Has Russia really kicked Ukraine out of Kursk?
As Putin prepares to celebrate Victory Day, talk of triumph on the border may be premature.
After months of fighting, Kursk’s liberation was heralded by grainy drone footage of a soldier waving a Russian tricolour from the roof of a ruined house.
The video, published on Saturday by Russian military bloggers, was apparently shot in the village of Gornal, the last outpost held by Ukraine on Russian soil.
Wasting no time, President Putin made an announcement he had ached to deliver for eight months, declaring the complete eviction of Ukrainian forces from the region.
Kyiv has rejected this claim as a “wishful thinking”, however.

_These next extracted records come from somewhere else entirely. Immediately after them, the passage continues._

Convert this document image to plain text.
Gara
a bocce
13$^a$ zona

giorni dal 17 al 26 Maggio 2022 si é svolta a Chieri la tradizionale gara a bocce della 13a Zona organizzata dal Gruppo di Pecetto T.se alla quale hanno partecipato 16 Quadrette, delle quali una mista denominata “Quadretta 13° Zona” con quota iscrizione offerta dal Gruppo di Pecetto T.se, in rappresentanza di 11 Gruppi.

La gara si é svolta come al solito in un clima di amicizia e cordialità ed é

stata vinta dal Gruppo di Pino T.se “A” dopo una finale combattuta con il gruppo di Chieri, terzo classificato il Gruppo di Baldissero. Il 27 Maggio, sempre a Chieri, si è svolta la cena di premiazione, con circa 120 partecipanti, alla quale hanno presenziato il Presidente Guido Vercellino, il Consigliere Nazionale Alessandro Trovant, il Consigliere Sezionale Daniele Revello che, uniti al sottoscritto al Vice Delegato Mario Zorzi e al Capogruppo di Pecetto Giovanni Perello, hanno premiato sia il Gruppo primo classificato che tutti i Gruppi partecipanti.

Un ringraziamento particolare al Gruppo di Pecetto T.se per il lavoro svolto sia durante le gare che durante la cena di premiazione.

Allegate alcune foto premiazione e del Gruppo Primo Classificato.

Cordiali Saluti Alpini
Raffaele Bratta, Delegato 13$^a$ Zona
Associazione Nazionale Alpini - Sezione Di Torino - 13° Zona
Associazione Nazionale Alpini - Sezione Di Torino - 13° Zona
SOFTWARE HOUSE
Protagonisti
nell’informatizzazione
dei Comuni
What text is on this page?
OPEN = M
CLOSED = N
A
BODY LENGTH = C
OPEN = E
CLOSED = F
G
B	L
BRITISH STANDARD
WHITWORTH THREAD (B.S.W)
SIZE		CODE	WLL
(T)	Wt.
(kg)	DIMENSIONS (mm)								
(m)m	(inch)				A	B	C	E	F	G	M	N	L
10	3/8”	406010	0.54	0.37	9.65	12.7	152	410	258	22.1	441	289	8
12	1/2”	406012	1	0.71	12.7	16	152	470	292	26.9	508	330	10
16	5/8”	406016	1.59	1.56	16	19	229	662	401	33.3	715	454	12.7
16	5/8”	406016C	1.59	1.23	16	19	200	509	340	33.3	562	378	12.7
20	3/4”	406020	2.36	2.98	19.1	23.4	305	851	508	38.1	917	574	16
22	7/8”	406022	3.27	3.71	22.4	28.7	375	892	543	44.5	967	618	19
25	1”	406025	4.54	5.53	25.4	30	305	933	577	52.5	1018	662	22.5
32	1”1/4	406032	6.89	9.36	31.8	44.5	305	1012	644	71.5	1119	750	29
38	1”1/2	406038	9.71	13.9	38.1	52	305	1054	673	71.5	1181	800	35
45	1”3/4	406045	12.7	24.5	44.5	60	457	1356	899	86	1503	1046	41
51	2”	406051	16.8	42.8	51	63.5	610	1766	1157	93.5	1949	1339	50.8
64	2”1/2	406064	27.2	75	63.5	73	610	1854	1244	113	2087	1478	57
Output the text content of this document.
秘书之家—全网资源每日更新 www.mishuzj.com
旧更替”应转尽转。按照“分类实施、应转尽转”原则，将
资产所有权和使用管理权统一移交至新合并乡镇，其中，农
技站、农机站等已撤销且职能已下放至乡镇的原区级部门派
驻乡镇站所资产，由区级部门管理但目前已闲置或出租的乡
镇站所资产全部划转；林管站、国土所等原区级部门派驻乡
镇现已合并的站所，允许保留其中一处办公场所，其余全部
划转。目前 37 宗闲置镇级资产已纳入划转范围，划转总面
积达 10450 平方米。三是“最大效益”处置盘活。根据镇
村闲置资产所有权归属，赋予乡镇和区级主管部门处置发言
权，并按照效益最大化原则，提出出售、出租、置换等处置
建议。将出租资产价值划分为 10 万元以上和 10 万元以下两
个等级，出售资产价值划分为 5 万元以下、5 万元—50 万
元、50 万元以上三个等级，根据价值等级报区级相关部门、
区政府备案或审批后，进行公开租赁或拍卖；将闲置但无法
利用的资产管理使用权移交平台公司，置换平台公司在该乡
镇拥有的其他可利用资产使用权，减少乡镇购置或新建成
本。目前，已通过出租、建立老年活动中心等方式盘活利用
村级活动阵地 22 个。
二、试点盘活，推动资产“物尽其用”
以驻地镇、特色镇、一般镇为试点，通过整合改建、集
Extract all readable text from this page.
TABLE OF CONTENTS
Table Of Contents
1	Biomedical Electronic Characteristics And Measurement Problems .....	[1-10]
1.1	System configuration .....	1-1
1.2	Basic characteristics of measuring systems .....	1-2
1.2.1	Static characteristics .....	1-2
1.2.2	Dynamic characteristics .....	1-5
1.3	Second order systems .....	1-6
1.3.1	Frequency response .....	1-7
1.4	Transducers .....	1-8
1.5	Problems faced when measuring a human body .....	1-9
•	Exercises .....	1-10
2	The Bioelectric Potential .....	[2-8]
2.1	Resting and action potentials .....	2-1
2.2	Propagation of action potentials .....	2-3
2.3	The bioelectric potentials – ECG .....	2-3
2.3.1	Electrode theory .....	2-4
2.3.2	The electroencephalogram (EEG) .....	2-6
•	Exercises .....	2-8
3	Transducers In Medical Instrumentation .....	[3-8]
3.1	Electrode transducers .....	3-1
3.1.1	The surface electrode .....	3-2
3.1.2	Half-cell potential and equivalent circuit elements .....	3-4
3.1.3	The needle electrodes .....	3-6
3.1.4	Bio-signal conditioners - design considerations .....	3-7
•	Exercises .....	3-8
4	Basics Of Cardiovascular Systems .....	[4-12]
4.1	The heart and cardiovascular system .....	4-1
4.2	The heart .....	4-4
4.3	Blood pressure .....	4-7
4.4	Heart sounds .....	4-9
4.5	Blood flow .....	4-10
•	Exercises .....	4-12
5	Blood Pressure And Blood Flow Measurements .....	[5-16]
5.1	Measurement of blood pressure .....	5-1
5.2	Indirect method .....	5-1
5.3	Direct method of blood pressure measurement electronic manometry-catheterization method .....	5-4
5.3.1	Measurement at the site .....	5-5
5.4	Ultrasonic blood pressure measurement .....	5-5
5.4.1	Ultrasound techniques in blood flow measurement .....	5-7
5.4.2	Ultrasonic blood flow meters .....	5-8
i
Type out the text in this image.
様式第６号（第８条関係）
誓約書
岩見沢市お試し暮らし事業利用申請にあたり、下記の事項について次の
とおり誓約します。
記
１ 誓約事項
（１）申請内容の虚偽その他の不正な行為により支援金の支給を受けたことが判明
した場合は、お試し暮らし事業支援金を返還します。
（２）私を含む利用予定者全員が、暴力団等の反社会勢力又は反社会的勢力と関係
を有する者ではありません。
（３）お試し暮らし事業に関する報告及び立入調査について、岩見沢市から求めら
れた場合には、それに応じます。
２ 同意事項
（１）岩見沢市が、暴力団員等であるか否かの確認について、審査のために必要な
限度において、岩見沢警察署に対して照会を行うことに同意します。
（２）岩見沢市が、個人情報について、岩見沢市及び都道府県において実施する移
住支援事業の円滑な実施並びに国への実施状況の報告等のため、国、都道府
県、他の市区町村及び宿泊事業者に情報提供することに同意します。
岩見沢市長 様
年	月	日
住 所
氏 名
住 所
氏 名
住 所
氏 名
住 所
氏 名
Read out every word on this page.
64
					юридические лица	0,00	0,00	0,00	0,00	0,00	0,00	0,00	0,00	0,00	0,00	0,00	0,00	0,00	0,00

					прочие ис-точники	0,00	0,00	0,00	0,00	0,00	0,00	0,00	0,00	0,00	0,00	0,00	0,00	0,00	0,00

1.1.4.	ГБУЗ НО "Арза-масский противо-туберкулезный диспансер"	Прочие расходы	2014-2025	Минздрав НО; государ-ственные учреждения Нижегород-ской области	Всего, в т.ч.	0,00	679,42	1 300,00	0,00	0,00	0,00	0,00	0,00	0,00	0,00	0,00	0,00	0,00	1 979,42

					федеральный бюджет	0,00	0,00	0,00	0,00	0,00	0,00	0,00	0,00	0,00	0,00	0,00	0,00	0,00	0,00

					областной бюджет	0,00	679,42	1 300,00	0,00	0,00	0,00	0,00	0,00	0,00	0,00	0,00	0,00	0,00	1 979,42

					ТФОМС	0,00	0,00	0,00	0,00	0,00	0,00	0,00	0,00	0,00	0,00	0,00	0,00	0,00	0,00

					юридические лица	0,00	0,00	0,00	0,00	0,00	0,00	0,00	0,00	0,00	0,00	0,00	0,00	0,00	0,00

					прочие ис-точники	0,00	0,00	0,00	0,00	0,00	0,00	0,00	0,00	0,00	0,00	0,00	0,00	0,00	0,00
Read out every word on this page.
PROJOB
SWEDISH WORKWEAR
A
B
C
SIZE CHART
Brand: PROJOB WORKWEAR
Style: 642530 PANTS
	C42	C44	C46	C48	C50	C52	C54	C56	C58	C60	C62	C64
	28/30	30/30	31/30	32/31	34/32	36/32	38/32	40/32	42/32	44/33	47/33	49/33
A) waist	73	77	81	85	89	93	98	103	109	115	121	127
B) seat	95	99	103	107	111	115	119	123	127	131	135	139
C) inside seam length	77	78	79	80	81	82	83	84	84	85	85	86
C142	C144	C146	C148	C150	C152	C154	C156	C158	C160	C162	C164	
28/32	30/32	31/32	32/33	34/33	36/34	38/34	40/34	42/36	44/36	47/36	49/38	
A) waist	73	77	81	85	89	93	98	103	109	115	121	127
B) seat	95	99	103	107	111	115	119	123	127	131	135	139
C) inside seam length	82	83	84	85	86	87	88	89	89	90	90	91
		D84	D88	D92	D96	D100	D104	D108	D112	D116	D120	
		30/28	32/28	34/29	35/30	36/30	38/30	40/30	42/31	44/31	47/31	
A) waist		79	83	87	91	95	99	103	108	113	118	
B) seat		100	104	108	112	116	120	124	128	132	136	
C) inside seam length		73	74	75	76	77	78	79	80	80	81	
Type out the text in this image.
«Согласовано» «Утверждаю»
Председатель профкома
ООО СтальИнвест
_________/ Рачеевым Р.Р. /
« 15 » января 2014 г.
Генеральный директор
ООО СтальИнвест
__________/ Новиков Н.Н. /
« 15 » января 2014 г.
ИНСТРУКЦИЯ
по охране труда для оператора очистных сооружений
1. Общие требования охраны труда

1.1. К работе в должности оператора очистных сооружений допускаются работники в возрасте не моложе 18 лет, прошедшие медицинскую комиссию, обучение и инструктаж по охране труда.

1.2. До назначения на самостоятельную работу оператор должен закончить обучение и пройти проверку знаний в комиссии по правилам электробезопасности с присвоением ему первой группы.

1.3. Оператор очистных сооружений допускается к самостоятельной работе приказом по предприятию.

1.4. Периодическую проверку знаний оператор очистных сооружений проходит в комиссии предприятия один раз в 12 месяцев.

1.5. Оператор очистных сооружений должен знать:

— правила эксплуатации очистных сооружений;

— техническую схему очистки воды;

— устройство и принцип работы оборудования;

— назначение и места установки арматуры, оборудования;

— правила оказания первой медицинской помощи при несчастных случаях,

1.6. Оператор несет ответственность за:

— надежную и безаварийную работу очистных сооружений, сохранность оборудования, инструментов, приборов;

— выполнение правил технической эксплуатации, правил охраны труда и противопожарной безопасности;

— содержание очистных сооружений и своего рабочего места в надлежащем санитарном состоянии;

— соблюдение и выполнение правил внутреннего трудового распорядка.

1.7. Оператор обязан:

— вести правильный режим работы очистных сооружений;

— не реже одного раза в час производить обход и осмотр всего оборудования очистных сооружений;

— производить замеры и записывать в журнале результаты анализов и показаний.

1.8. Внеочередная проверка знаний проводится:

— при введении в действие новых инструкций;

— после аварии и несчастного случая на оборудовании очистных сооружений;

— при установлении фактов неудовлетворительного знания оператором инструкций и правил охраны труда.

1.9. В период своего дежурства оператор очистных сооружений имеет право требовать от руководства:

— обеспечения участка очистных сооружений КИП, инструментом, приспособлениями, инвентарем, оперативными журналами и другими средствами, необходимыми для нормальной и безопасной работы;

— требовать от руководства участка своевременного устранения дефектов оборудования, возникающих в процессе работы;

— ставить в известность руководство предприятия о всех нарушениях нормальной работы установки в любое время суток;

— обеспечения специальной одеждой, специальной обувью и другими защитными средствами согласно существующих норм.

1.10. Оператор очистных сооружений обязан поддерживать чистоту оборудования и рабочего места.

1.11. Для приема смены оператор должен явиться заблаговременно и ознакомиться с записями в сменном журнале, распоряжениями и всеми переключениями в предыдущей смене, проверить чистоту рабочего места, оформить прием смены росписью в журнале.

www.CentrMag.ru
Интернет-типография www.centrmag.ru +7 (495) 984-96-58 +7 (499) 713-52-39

Independent assessments suggest that although Russia has mostly recaptured Ukrainian positions in Kursk, the borderlands remain a grey zone of contested territory.
Rybar, an authoritative Russian military blogger, said on Monday that Ukrainian troops remained in gullies and ravines along the border.
“They are inaccessible and difficult to pass through, and therefore the enemy is likely to be able to hold on to them for some time to come - even with constant shelling and drone strikes,” the blogger said.
In recent weeks, Russian troops have launched their own cross-border forays into Sumy, the Ukrainian region adjacent to Kursk. This is thought to be an attempt to create a buffer zone.
Rybar said, however, that they had yet to achieve that, leaving soldiers open to continued cross-border raids and assaults by small bands of Ukrainian special forces units.
On Sunday, Ukraine’s 73rd Naval Special Operations regiment said they had raided Russian positions in Kursk, capturing two soldiers from the 810th Marine Brigade.
The claim appeared to later be confirmed when the acting commander of the 810th reported to Putin that “scattered groups and individual soldiers” remained in the region - contradicting the president’s declaration of victory in Kursk only a day earlier.
The Institute for the Study of War also reported last week that fighting continued in the Russian region of Belgorod, which is contiguous with Kursk.
The Kremlin’s claim to have recaptured Kursk may have more to do with timing than the current state of the battlefield.
Next Friday, Russia will mark the 80th anniversary of triumph over Nazi Germany, a celebration known as Victory Day that looms large in the calendar of Putin’s martial regime.
Having already suffered the ignominy of becoming the first Russian leader since the Second World War to lose territory to a foreign power, Putin will be acutely aware that the annual display of military might on Red Square will look far less convincing if a corner of that territory remains under occupation.
Putin’s public gratitude to Kim Jong-un demonstrates just how much he owes to the North Korean leader for granting him at least a modicum of plausibility in claiming victory on Kursk.
Kim deployed 11,000 elite soldiers in November 2024, then sent an additional 3,000 in February. Compared with their Russian comrades, the North Koreans were well trained and highly motivated. They initially suffered heavy losses due to outmoded tactics that left them vulnerable to drone attack, but regrouped in February to help achieve significant advances.
By late February, Ukrainian forces had lost about two thirds of the 500 square miles of territory they originally seized in August. By March they had lost Sudzha, the main town they had been holding on the Russian side of the border, and retained only a small piece of land.
One Ukrainian special forces commander with the 4th Rangers Regiment who served in Kursk between October and March said that in some areas of the front the arrival of North Korean troops brought the ratio of enemy to Ukrainian fighters to 20-1.
“It’s difficult to defend when you have a hundred guns pointing at you,” he said.